Employees Electronically

Investigate State Laws That Apply

Because there is no federal laws authorising electronic employee monitoring, companies must rely on state law to establish what activities are permitted. Some states have enacted special laws governing employee tracking. In Illinois, for example, an employer may use GPS to track the whereabouts of a company-owned car, but an employer may not place a tracking device on an employee-owned vehicle without the employee’s approval.
Courts will resort to state law controlling privacy rights in jurisdictions where there are no legislation expressly addressing the matter. These requirements vary, but in general, courts are more tolerant of tracking when it happens on an employer-owned device or vehicle and the employee consents to the monitoring.

Tracking should be limited to business hours and business necessities.

Employee monitoring should always have a genuine business purpose, regardless of jurisdiction, and should be customised to minimise overreaching. There is a significant distinction between monitoring the whereabouts of an employee delivering a corporate delivery and tracking that same individual’s movements on the weekend.

Employers that fail to grasp the distinction between work and personal life risk finding themselves in court. A California woman sued her former employer in 2015, saying she was fired for removing a GPS monitoring programme from a company-issued smartphone that was constantly watching her whereabouts. If your organisation utilises monitoring software on cars or gadgets that workers take home with them, the best practise is to turn it off during nonworking hours.

Avoid Collecting Data On Health Or Physical Fitness

Other possible legal difficulties are raised by health and wellness devices like as fitness trackers. For example, if an employer gathers data on individual workers’ physical activity or fitness, the business may face disability discrimination charges if it seems that the firm is favouring more active employees at the cost of employees with disabilities.

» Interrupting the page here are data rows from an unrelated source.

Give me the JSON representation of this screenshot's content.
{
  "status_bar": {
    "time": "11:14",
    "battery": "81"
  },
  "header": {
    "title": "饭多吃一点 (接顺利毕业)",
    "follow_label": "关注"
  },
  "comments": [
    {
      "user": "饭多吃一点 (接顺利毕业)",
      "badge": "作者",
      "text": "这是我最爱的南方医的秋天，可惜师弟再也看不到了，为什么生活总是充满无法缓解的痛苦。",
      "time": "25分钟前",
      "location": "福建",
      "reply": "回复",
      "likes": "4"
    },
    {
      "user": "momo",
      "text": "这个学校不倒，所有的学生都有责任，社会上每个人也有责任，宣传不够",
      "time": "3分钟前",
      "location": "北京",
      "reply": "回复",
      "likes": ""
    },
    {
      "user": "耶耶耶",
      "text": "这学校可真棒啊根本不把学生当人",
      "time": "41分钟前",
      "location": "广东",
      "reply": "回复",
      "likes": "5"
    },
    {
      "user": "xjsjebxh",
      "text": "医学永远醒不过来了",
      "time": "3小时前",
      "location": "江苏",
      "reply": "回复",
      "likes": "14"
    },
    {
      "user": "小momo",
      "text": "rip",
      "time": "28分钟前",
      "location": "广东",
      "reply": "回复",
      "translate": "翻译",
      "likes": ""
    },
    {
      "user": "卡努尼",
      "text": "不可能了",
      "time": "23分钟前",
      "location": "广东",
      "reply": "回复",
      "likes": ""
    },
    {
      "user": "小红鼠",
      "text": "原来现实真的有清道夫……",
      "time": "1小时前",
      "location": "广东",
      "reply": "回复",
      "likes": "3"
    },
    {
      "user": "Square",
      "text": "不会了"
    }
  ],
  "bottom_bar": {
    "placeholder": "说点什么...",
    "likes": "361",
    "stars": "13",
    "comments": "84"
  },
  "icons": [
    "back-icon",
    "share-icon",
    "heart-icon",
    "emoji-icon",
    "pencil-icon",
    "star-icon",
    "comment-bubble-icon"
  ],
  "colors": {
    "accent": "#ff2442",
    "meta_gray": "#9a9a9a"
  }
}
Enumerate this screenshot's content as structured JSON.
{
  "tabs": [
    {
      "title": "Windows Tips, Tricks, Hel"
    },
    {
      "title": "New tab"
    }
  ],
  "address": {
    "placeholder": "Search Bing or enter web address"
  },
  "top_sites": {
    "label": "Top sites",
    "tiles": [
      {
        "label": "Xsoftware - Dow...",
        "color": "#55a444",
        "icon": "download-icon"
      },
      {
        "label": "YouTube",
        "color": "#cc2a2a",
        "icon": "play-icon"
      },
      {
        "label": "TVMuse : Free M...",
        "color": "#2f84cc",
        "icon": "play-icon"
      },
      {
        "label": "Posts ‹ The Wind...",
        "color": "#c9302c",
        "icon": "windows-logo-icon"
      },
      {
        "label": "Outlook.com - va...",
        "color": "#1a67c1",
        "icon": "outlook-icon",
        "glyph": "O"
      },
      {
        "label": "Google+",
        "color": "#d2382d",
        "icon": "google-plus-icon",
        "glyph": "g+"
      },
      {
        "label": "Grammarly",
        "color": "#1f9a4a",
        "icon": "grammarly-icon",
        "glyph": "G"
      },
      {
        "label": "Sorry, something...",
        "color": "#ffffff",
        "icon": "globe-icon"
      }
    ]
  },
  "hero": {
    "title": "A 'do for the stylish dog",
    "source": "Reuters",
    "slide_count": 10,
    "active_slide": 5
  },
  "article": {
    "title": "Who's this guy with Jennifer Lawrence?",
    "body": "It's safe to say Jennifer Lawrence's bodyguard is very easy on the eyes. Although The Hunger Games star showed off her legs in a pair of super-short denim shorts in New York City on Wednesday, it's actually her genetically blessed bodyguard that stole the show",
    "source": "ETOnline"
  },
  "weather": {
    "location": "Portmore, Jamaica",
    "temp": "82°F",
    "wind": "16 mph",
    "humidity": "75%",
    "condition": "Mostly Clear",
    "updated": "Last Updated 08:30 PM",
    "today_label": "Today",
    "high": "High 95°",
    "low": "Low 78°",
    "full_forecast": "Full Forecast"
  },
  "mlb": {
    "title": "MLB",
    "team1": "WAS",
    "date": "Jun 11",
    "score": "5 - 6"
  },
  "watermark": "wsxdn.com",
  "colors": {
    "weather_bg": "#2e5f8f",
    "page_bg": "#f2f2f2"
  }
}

Making participation in any fitness or wellness initiatives voluntary for workers is a safer bet. Companies should also avoid acquiring personally identifiable employee information by entrusting data collection to a third party, such as a health insurance provider.

Ensure that all employees are aware of the company’s policies.

Companies that use electronic monitoring should develop a written policy outlining what actions will be recorded, the business reasons for tracking, and any constraints on tracking. In addition, the organisation should ensure that all workers are aware of and understand the policy. Clear communication may go a long way toward reducing employee confusion and suspicion of technological surveillance.